May seem like a noob question: really, why can't we divide by 0? Yes, I know, can't be answered, blah, blah, blah.... but here are a few of my theories. I know, plenty of other questions like this, but before marking this as a duplicate, consider this, my mathematical friends:


*

*We know that $ x/x = 1 $.

*We also know that $ 0/x = 0 $.


Then, considering these to facts, $$ 0/0 $$ could be 


*

*$ 1 $, because $ x/x = 1 $

*or $ 0 $, because $ 0/x = 0 $


Then, of course we can consider $ x/0 $, where $ x $ can be any real number. Then $ 0/0 $ can be $ 0 $ or $ 1 $, and then the rest according to theory, is $ \infty $ or $ \text {undefined} $. Then how come we say $ \dfrac {x}{0} = \infty $? Or is this only true being $ x \neq 0 $?
Or is it that just for practical sense, we just say that $ x/0 = \infty $? Is it because it is just because it is not computationally possible? Or is it just because $$ \dfrac {5}{\dfrac {1}{2}} = 5(\dfrac {2}{1}) = 10 $$  and then $$ \dfrac {5}{\dfrac {1}{100}} = 500 $$ and then $$ \dfrac {5}{\dfrac {1}{100000}} = 500000 $$ and so the numbers keep on going to $ \infty $ as we get closer to $ 0 $? 
I know there are lots of possible answers but then the theory that $ \dfrac {x}{0} = \infty $ even though $ \dfrac {0}{0} $ could be 1 or 0, that just does not make sense to me. I will appreciate any answers / at lease possible answers, because I understand that this is just a very controversial topic of mathematics.
 A: This is the way I convinced myself :
$$any number \times 0 = 0\; \rightarrow  \! \frac{0}{0}=any number$$
I thinks this is why it is unidentified.
A: You can find a few good illustrations on why we can't divide by $0$ here. I want to note that infinity is not the answer to $x/0$, what one can say however is that $\lim_{x\rightarrow 0^+} \frac{1}{x}= \infty$. Try it out yourself: compute $1/0.5$, then $1/0.3$, $1/0.1$ etc and you'll see that the answers keep increasing. Because you can keep picking a smaller number to divide by, the limit is infinity.
A: If you want meaningful arithmetic (for $+$ and $\cdot$), then you want it to obey some rules, for example that $a+0=a$ for all numbers $a$ and the distributive property.  These simple rules imply that $a\cdot 0=0$ for all numbers $a$.  As division is defined as the inverse operation to multiplication it is clear at this point that you can't define what division by 0 is supposed to mean: $\frac b0$ would be the unique $c$ with $c \cdot 0=b$, but for no $b\neq 0$ is there such a $c$...
A: The binary operator, division, can be thought of as a statement which asks how many times can "b" go into "a", a/b.

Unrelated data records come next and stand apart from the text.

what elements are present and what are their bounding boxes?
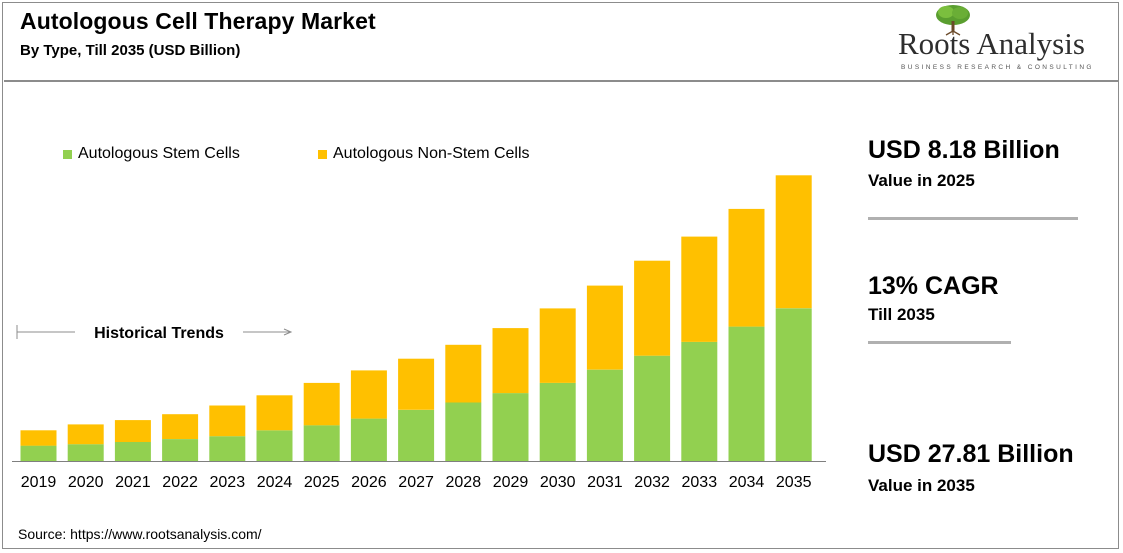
bars-group: [20, 175, 812, 461]
x-tick-labels: 2019 2020 2021 2022 2023 2024 2025 2026 2027 2028…: [21, 474, 812, 491]
legend-item-stem: Autologous Stem Cells: [63, 145, 240, 163]
logo-name: Roots Analysis: [898, 26, 1085, 61]
bar-non-stem-2028: [445, 344, 482, 403]
bar-stem-2025: [303, 425, 340, 461]
legend-label-non-stem: Autologous Non-Stem Cells: [333, 145, 530, 162]
bar-stem-2022: [162, 439, 199, 461]
bar-stem-2029: [492, 393, 529, 461]
bar-stem-2030: [539, 382, 576, 461]
x-tick-label-2024: 2024: [257, 474, 293, 491]
bar-non-stem-2030: [539, 308, 576, 383]
chart-title: Autologous Cell Therapy Market: [20, 8, 376, 34]
brand-logo: Roots Analysis BUSINESS RESEARCH & CONSU…: [890, 4, 1105, 76]
bar-non-stem-2035: [775, 175, 812, 309]
bar-stem-2023: [209, 436, 246, 461]
bar-non-stem-2031: [586, 285, 623, 370]
bar-stem-2024: [256, 430, 293, 461]
legend-label-stem: Autologous Stem Cells: [78, 145, 240, 162]
annotation-label: Historical Trends: [94, 325, 224, 342]
bar-stem-2033: [681, 341, 718, 461]
bar-stem-2031: [586, 369, 623, 461]
stat-caption-2035: Value in 2035: [868, 476, 975, 495]
bar-non-stem-2025: [303, 382, 340, 426]
bar-non-stem-2020: [67, 424, 104, 445]
x-tick-label-2035: 2035: [776, 474, 812, 491]
bar-non-stem-2027: [398, 358, 435, 410]
bar-non-stem-2033: [681, 236, 718, 342]
bar-non-stem-2021: [114, 420, 151, 442]
stat-caption-2025: Value in 2025: [868, 171, 975, 190]
bar-stem-2027: [398, 409, 435, 461]
bar-stem-2028: [445, 402, 482, 461]
stat-cagr: 13% CAGR: [868, 272, 999, 300]
bar-non-stem-2022: [162, 414, 199, 439]
x-tick-label-2028: 2028: [446, 474, 482, 491]
bar-stem-2019: [20, 445, 57, 461]
x-tick-label-2034: 2034: [729, 474, 765, 491]
x-tick-label-2033: 2033: [682, 474, 718, 491]
x-tick-label-2019: 2019: [21, 474, 57, 491]
bar-stem-2034: [728, 326, 765, 461]
annotation-arrowhead: [283, 328, 293, 336]
bar-stem-2035: [775, 308, 812, 461]
bar-non-stem-2019: [20, 430, 57, 446]
stat-value-2025: USD 8.18 Billion: [868, 136, 1060, 164]
x-tick-label-2026: 2026: [351, 474, 387, 491]
logo-tagline: BUSINESS RESEARCH & CONSULTING: [901, 64, 1094, 71]
stat-value-2035: USD 27.81 Billion: [868, 440, 1074, 468]
bar-non-stem-2024: [256, 395, 293, 431]
stat-divider-2: [868, 341, 1011, 344]
x-tick-label-2023: 2023: [210, 474, 246, 491]
x-tick-label-2031: 2031: [587, 474, 623, 491]
bar-stem-2021: [114, 442, 151, 461]
bar-non-stem-2023: [209, 405, 246, 437]
bar-stem-2020: [67, 444, 104, 461]
tree-icon: [936, 5, 970, 36]
x-tick-label-2030: 2030: [540, 474, 576, 491]
x-tick-label-2027: 2027: [398, 474, 434, 491]
header-divider: [4, 80, 1119, 82]
stat-caption-cagr: Till 2035: [868, 305, 935, 324]
stacked-bar-chart: 2019 2020 2021 2022 2023 2024 2025 2026 2027 2028…: [12, 175, 826, 491]
bar-non-stem-2026: [350, 370, 387, 419]
x-tick-label-2022: 2022: [162, 474, 198, 491]
x-tick-label-2025: 2025: [304, 474, 340, 491]
x-tick-label-2032: 2032: [634, 474, 670, 491]
bar-non-stem-2032: [634, 260, 671, 356]
historical-trends-annotation: Historical Trends: [16, 325, 293, 342]
bar-stem-2032: [634, 355, 671, 461]
x-tick-label-2020: 2020: [68, 474, 104, 491]
bar-non-stem-2029: [492, 328, 529, 394]
x-tick-label-2029: 2029: [493, 474, 529, 491]
legend-swatch-stem: [63, 149, 72, 159]
chart-subtitle: By Type, Till 2035 (USD Billion): [20, 42, 241, 59]
legend-swatch-non-stem: [318, 149, 327, 159]
legend-item-non-stem: Autologous Non-Stem Cells: [318, 145, 530, 163]
stat-divider-1: [868, 217, 1078, 220]
bar-non-stem-2034: [728, 208, 765, 327]
bar-stem-2026: [350, 418, 387, 461]
source-note: Source: https://www.rootsanalysis.com/: [18, 526, 262, 542]
x-tick-label-2021: 2021: [115, 474, 151, 491]
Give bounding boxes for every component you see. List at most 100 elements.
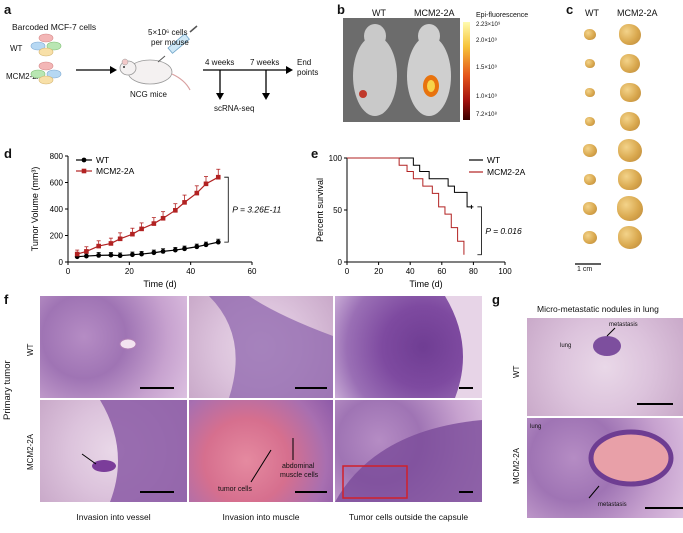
primary-tumor-label: Primary tumor [2, 360, 13, 420]
survival-chart: 0 20 40 60 80 100 0 50 100 Time (d) Percent surviv… [315, 154, 526, 289]
tumor-mcm-1 [620, 54, 640, 73]
x-tick-label-0: 0 [345, 267, 350, 276]
histo-wt-capsule [335, 296, 482, 398]
wt-cells-icon [30, 33, 62, 57]
tumor-mcm-3 [619, 111, 641, 131]
mcm-row-label-f: MCM2-2A [26, 433, 35, 470]
legend-marker-0 [81, 157, 87, 163]
x-tick-label-3: 60 [248, 267, 257, 276]
y-tick-label-3: 600 [50, 179, 64, 188]
mcm-row-label-g: MCM2-2A [512, 447, 521, 484]
x-axis-label: Time (d) [409, 279, 442, 289]
timepoint-4w: 4 weeks [205, 58, 235, 67]
legend-label-1: MCM2-2A [96, 166, 135, 176]
x-tick-label-1: 20 [125, 267, 134, 276]
y-tick-label-2: 400 [50, 205, 64, 214]
scrna-label: scRNA-seq [214, 104, 255, 113]
mcm-label-a: MCM2-2A [6, 72, 43, 81]
x-tick-label-1: 20 [374, 267, 383, 276]
caption-muscle: Invasion into muscle [222, 512, 300, 522]
mcm-cells-icon [30, 61, 62, 85]
legend-label-0: WT [96, 155, 109, 165]
point-0-4 [117, 253, 123, 259]
point-1-0 [74, 251, 80, 257]
legend-label-1: MCM2-2A [487, 167, 526, 177]
x-tick-label-4: 80 [469, 267, 478, 276]
ann-muscle-1: abdominal [282, 463, 315, 470]
colorbar-tick-3: 1.0×10⁹ [476, 94, 498, 100]
point-0-10 [182, 246, 187, 252]
point-1-1 [84, 249, 89, 254]
point-1-12 [203, 181, 209, 187]
point-1-11 [194, 190, 200, 196]
histo-mcm-capsule [335, 400, 482, 502]
panel-a-diagram [30, 25, 293, 100]
syringe-icon [157, 25, 198, 63]
caption-vessel: Invasion into vessel [76, 512, 151, 522]
y-tick-label-0: 0 [338, 258, 343, 267]
y-tick-label-4: 800 [50, 152, 64, 161]
scale-label-c: 1 cm [577, 266, 593, 273]
wt-row-label-g: WT [512, 365, 521, 378]
mouse-icon [119, 58, 191, 91]
mice-label: NCG mice [130, 90, 167, 99]
x-tick-label-2: 40 [186, 267, 195, 276]
tumor-mcm-0 [619, 24, 641, 45]
dose-line-1: 5×10⁶ cells [148, 28, 188, 37]
panel-label-c: c [566, 2, 574, 17]
tumor-wt-4 [583, 144, 597, 157]
point-1-7 [151, 221, 157, 226]
mcm-label-c: MCM2-2A [617, 8, 658, 18]
point-0-13 [215, 239, 221, 245]
point-0-3 [108, 252, 114, 258]
x-axis-label: Time (d) [143, 279, 176, 289]
y-tick-label-0: 0 [59, 258, 64, 267]
excised-tumors [568, 20, 678, 260]
point-0-5 [130, 252, 135, 258]
point-0-8 [160, 249, 166, 254]
significance-bracket [224, 176, 229, 243]
histo-wt-muscle [189, 296, 333, 398]
histo-wt-vessel [40, 296, 187, 398]
cells-label: Barcoded MCF-7 cells [12, 22, 97, 32]
wt-label-a: WT [10, 44, 23, 53]
panel-label-b: b [337, 2, 345, 17]
timepoint-7w: 7 weeks [250, 58, 280, 67]
tumor-mcm-6 [617, 196, 643, 221]
histo-lung-mcm [527, 418, 683, 518]
panel-label-g: g [492, 292, 500, 307]
colorbar-tick-4: 7.2×10⁸ [476, 112, 498, 118]
p-value-annotation: P = 3.26E-11 [232, 205, 281, 215]
tumor-mcm-5 [618, 168, 642, 191]
colorbar-tick-1: 2.0×10⁹ [476, 38, 498, 44]
end-label-2: points [297, 68, 319, 77]
legend-label-0: WT [487, 155, 500, 165]
tumor-wt-0 [584, 29, 596, 40]
p-value-annotation: P = 0.016 [485, 226, 522, 236]
point-1-3 [108, 241, 114, 246]
colorbar-title: Epi-fluorescence [476, 12, 529, 19]
histo-mcm-muscle [189, 400, 333, 502]
y-axis-label: Percent survival [315, 178, 325, 242]
tumor-wt-1 [584, 58, 596, 69]
panel-g-title: Micro-metastatic nodules in lung [537, 304, 659, 314]
y-tick-label-1: 200 [50, 232, 64, 241]
end-label-1: End [297, 58, 312, 67]
survival-curve-1 [347, 157, 465, 255]
significance-bracket [477, 206, 482, 256]
tumor-mcm-4 [617, 139, 643, 162]
point-1-2 [96, 243, 101, 249]
wt-label-c: WT [585, 8, 599, 18]
caption-capsule: Tumor cells outside the capsule [348, 512, 469, 522]
colorbar-tick-0: 2.23×10⁹ [476, 22, 501, 28]
scale-bar-c [575, 263, 601, 265]
wt-row-label-f: WT [26, 343, 35, 356]
point-1-8 [160, 215, 166, 221]
tumor-wt-6 [583, 202, 597, 215]
panel-label-f: f [4, 292, 9, 307]
ivis-mice-silhouettes [353, 24, 451, 116]
point-0-1 [84, 253, 89, 259]
ann-metastasis-mcm: metastasis [598, 502, 627, 508]
ivis-image [343, 18, 460, 122]
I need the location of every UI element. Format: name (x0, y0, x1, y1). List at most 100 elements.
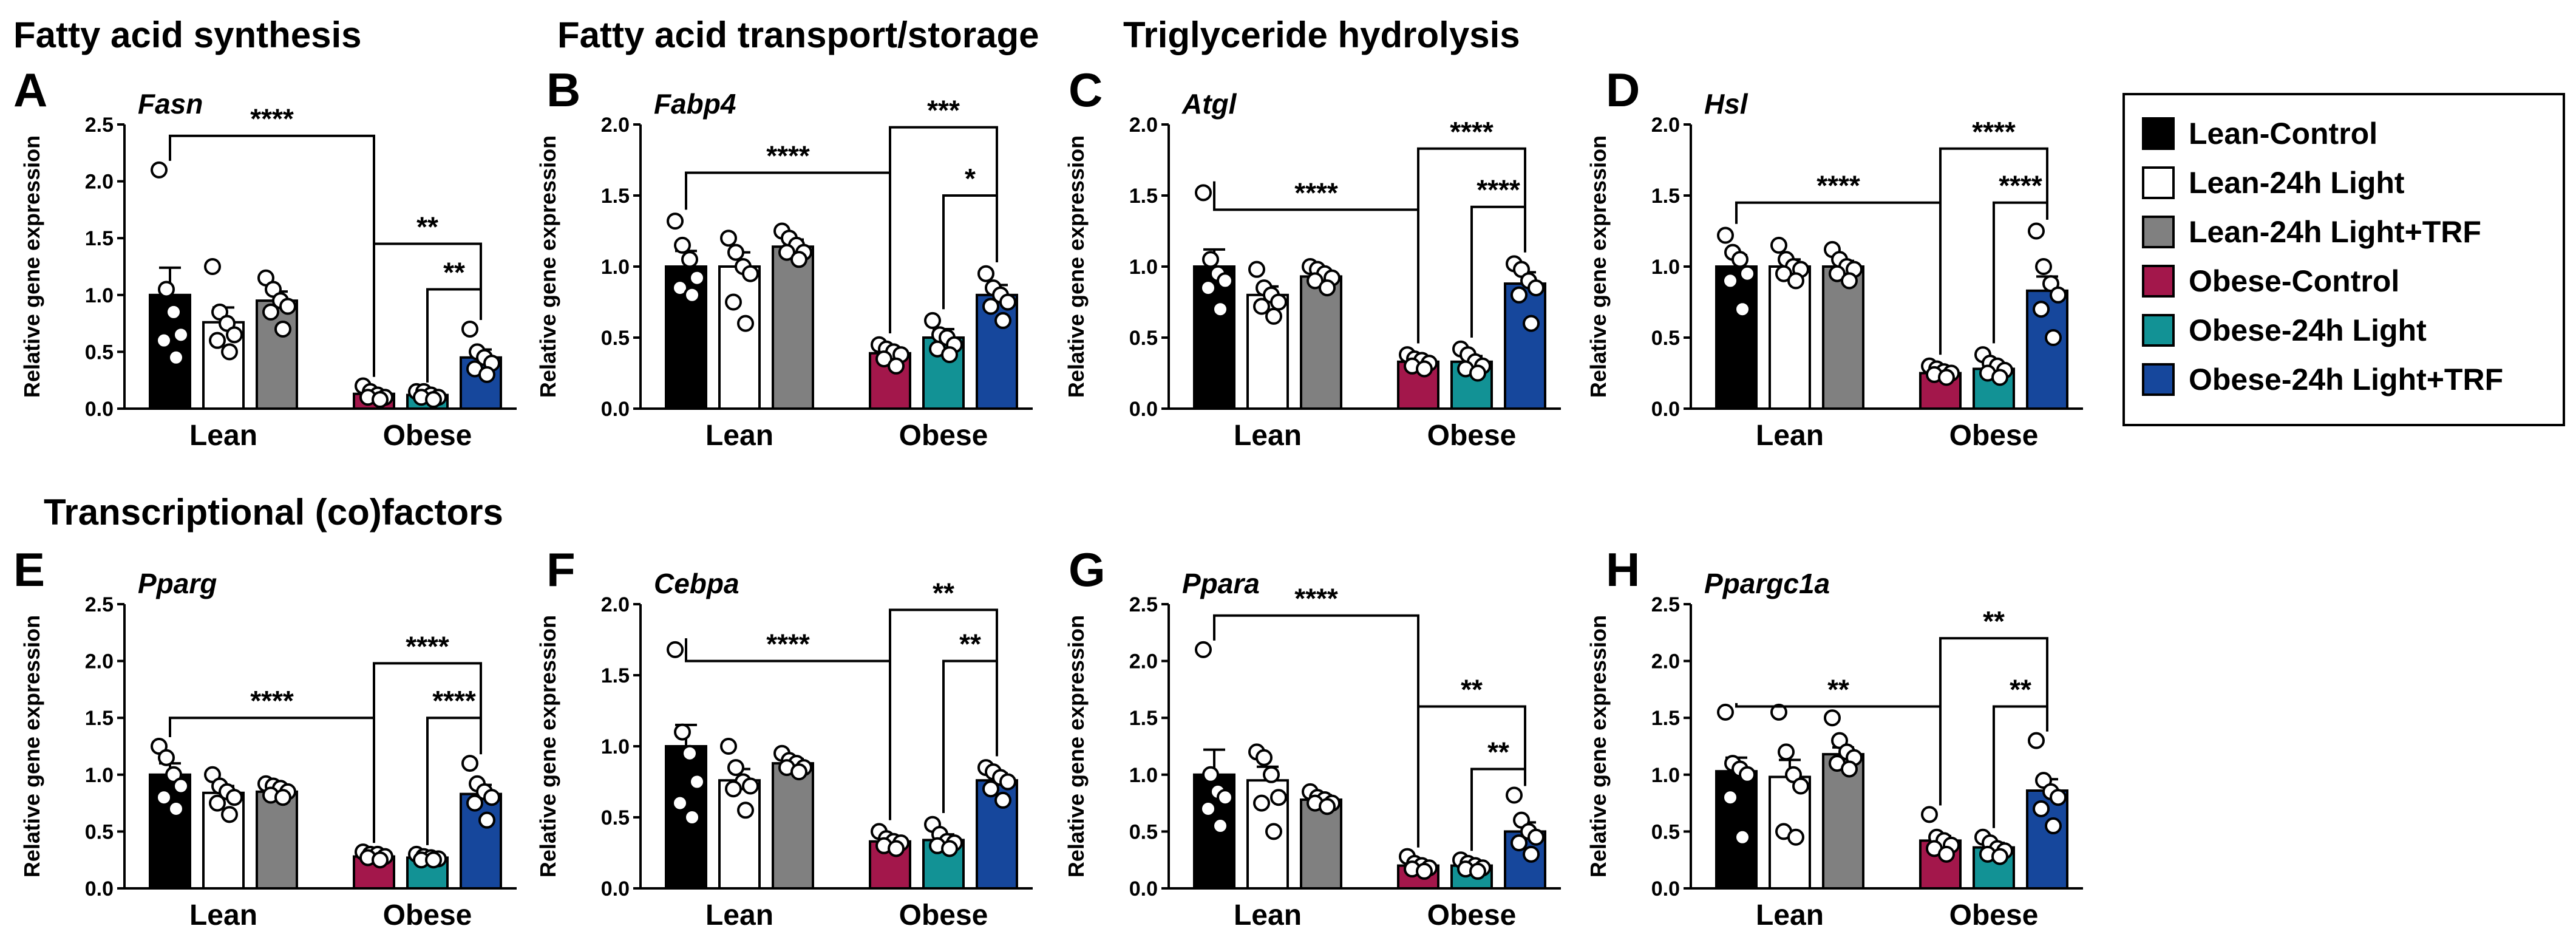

If b is zero, I.e. nothing, the operator then asks how many times can nothing go into something?; Well, an infinite number of times. If a and b are zero, then how many times can nothing go into nothing, an infinite number as well, however, this case is less defined then simple division by zero. And, infinity is not a number, it's a concept.